Die Frage nach dem Zusammenhang zwischen Ehe und mentaler Gesundheit ist ein wiederkehrendes Thema in der Forschung. Eine aktuelle Studie, veröffentlicht in Nature Human Behaviour, liefert neue Erkenntnisse zu diesem komplexen Verhältnis. Die Studie, die Daten von über 125.000 Probanden aus sieben Ländern (USA, Großbritannien, Mexiko, Irland, Korea, China und Indonesien) analysierte, legt nahe, dass verheiratete Menschen ein geringeres Risiko haben, an Depressionen zu erkranken, als Alleinstehende. Wie die Süddeutsche Zeitung berichtet, war das Risiko für depressive Symptome bei Unverheirateten um 80 Prozent erhöht.
Die Studie, die von Kefeng Li von der Macao Polytechnic University geleitet wurde, umfasste eine große und vielfältige Stichprobe, die repräsentativ für rund 541 Millionen Menschen ist. Fast 21.000 Teilnehmer wurden über einen Zeitraum von bis zu 18 Jahren wiederholt befragt. Dabei zeigte sich, dass Geschiedene und Getrenntlebende ein noch höheres Risiko für depressive Symptome aufwiesen (99 Prozent höher als bei Verheirateten), während das Risiko bei Verwitweten um 64 Prozent erhöht war.

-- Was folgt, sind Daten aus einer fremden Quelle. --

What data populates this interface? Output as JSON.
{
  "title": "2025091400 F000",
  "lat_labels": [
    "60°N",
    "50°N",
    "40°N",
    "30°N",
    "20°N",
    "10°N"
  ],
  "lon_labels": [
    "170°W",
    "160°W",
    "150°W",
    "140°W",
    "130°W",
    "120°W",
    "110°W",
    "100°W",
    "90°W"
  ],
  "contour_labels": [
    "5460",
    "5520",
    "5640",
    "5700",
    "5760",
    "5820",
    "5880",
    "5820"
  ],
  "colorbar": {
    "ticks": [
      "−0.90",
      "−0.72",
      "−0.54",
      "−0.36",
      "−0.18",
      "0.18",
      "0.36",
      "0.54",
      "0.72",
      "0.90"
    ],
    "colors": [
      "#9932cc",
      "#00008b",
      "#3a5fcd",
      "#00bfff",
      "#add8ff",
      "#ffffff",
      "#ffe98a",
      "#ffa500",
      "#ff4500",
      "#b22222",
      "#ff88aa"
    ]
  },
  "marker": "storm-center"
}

Die Ergebnisse variierten jedoch je nach Herkunftsland, Geschlecht und Bildungsstand. In westlichen Ländern war das Risiko für Depressionen bei Unverheirateten tendenziell höher als in östlichen Kulturen. Besonders betroffen waren gut gebildete, alleinstehende Männer aus den USA, Großbritannien und Irland. Auch in China und Korea zeigten alleinstehende Männer ein höheres Depressionsrisiko als alleinstehende Frauen. Die Forscher vermuten, dass Frauen im Durchschnitt über stärkere soziale Netzwerke verfügen und daher als Singles mehr Unterstützung erfahren.
Ein weiterer Faktor, der in der Studie untersucht wurde, war der Konsum von Alkohol und Tabak. Unverheiratete konsumierten im Schnitt mehr Alkohol und Tabak, was bekanntermaßen mit einem erhöhten Depressionsrisiko verbunden ist. Die Forscher betonen jedoch, dass es sich bei den Ergebnissen um Korrelationen handelt und keine Kausalzusammenhänge abgeleitet werden können. Es bleibt offen, ob Partnerlosigkeit zu Depressionen führt oder ob depressive Menschen Schwierigkeiten haben, einen Partner zu finden.

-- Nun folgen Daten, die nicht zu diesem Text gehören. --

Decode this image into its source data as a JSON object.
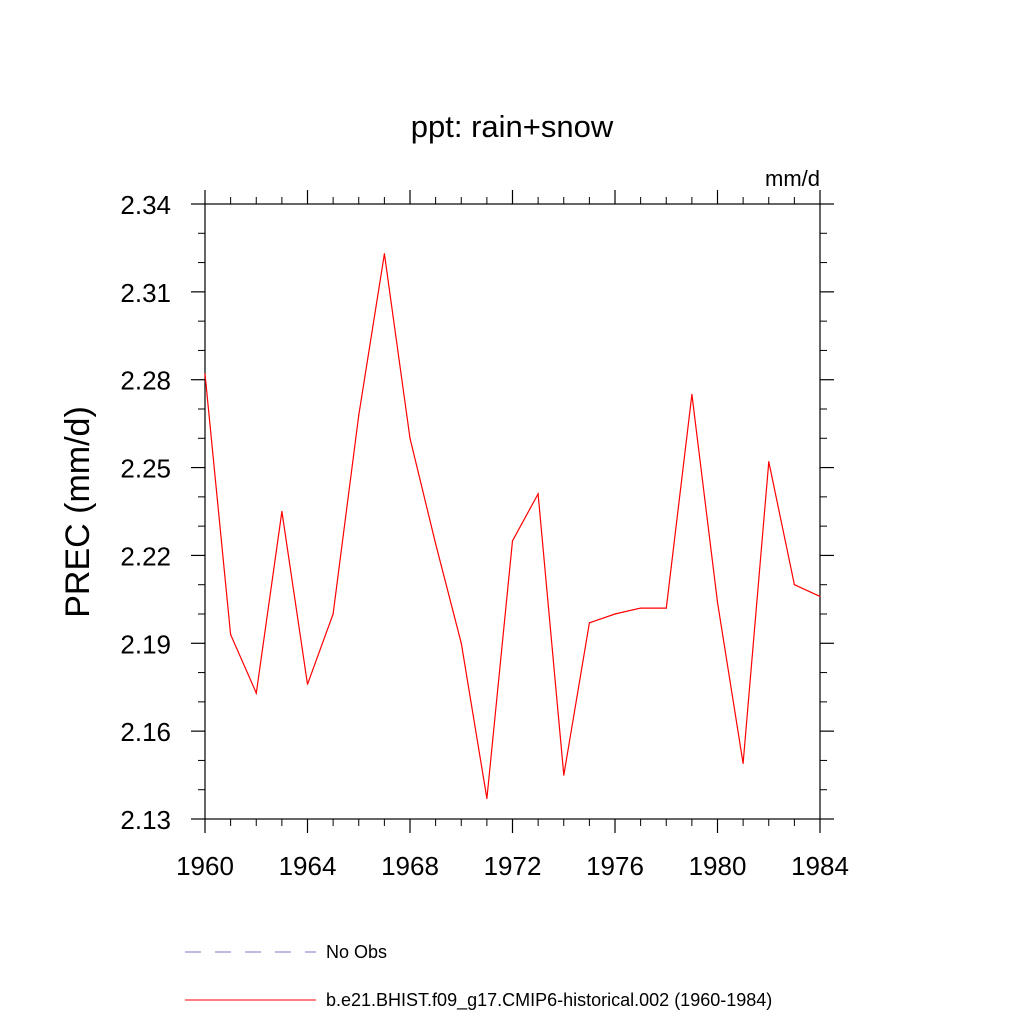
{
  "chart_data": {
    "type": "line",
    "title": "ppt: rain+snow",
    "units": "mm/d",
    "xlabel": "",
    "ylabel": "PREC  (mm/d)",
    "xlim": [
      1960,
      1984
    ],
    "ylim": [
      2.13,
      2.34
    ],
    "xticks": [
      "1960",
      "1964",
      "1968",
      "1972",
      "1976",
      "1980",
      "1984"
    ],
    "yticks": [
      "2.13",
      "2.16",
      "2.19",
      "2.22",
      "2.25",
      "2.28",
      "2.31",
      "2.34"
    ],
    "series": [
      {
        "name": "b.e21.BHIST.f09_g17.CMIP6-historical.002 (1960-1984)",
        "color": "#ff0000",
        "style": "solid",
        "x": [
          1960,
          1961,
          1962,
          1963,
          1964,
          1965,
          1966,
          1967,
          1968,
          1969,
          1970,
          1971,
          1972,
          1973,
          1974,
          1975,
          1976,
          1977,
          1978,
          1979,
          1980,
          1981,
          1982,
          1983,
          1984
        ],
        "values": [
          2.282,
          2.193,
          2.173,
          2.235,
          2.176,
          2.2,
          2.268,
          2.323,
          2.26,
          2.224,
          2.19,
          2.137,
          2.225,
          2.241,
          2.145,
          2.197,
          2.2,
          2.202,
          2.202,
          2.275,
          2.204,
          2.149,
          2.252,
          2.21,
          2.206
        ]
      }
    ],
    "legend": [
      {
        "label": "No Obs",
        "color": "#7777cc",
        "style": "dashed"
      },
      {
        "label": "b.e21.BHIST.f09_g17.CMIP6-historical.002 (1960-1984)",
        "color": "#ff0000",
        "style": "solid"
      }
    ]
  }
}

Die Bedeutung sozialer Unterstützung wird auch von anderen Studien unterstrichen. So berichtete die Tagesschau über eine Studie, die zeigt, dass Alleinstehende häufiger depressive Symptome aufweisen als Menschen in festen Beziehungen. Diese Ergebnisse wurden in verschiedenen Kulturen beobachtet, wobei der Effekt in westlichen Ländern stärker ausgeprägt war als in asiatischen Ländern. Die Forscher vermuten, dass dies auf Unterschiede im Community-Denken und im Umgang mit negativen Gefühlen zurückzuführen sein könnte.

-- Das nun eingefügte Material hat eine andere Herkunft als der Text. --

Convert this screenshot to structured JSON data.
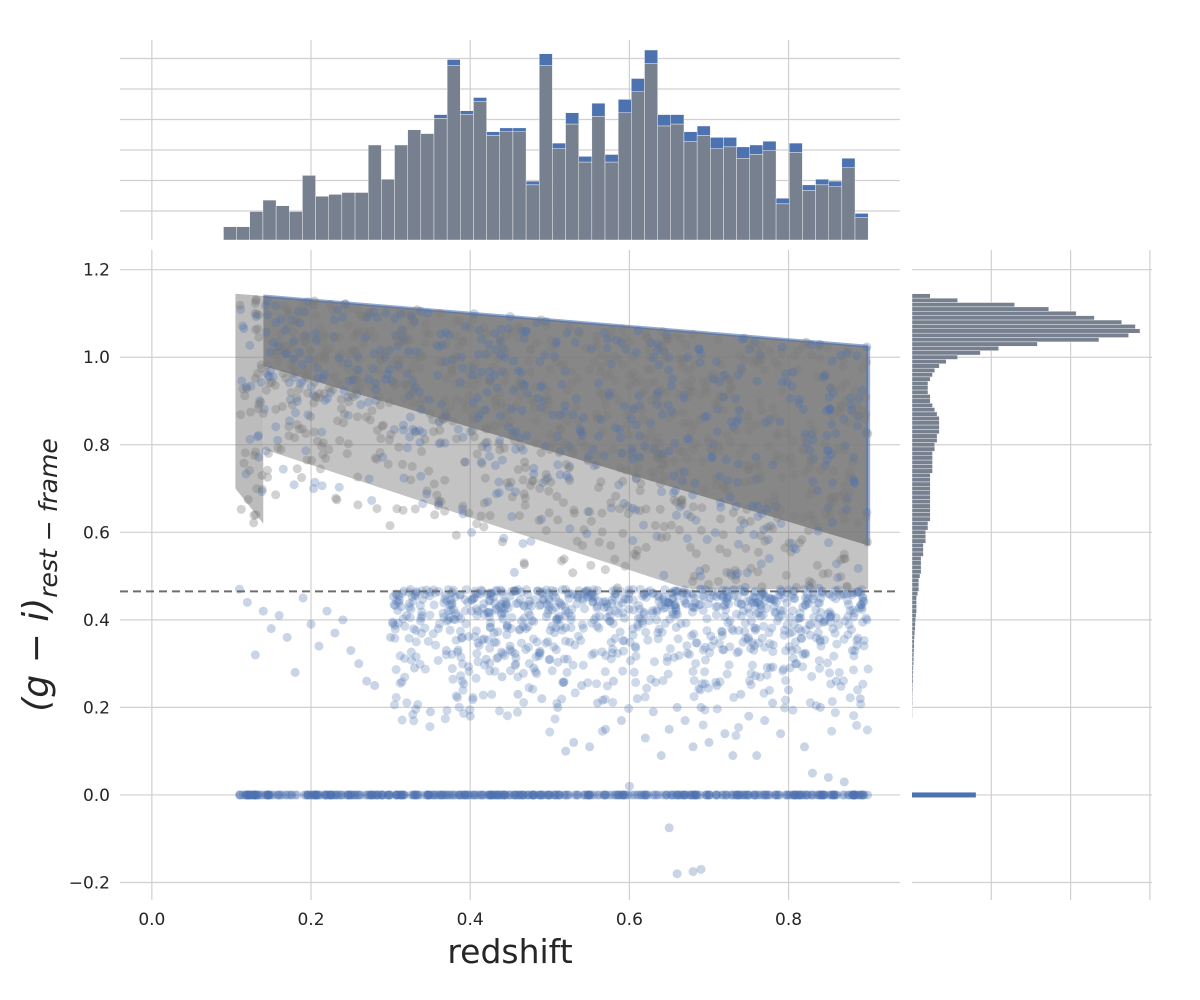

Auch die Rolle von Einsamkeit wird in diesem Zusammenhang diskutiert. Der Gesundheitspsychologe Nicolas Rohleder von der Friedrich-Alexander-Universität Erlangen-Nürnberg betont, dass Einsamkeit ein wichtiger Faktor für die Entstehung von Depressionen sein kann. Menschen in Partnerschaften sind seltener einsam, was zu ihrer besseren mentalen Gesundheit beitragen könnte. Rohleder betont jedoch, dass eine feste Beziehung nicht die einzige Möglichkeit ist, Einsamkeit zu bekämpfen. Soziale Netzwerke und Community-Engagement können ebenfalls dazu beitragen, das Risiko für Depressionen zu senken.
Die Forschungsergebnisse unterstreichen die Komplexität des Zusammenhangs zwischen Ehe, Partnerschaft und mentaler Gesundheit. Während eine stabile Beziehung positive Auswirkungen auf das Wohlbefinden haben kann, ist sie kein Garant für psychische Gesundheit. Weitere Forschung ist notwendig, um die zugrundeliegenden Mechanismen besser zu verstehen und gezielte Präventionsmaßnahmen zu entwickeln.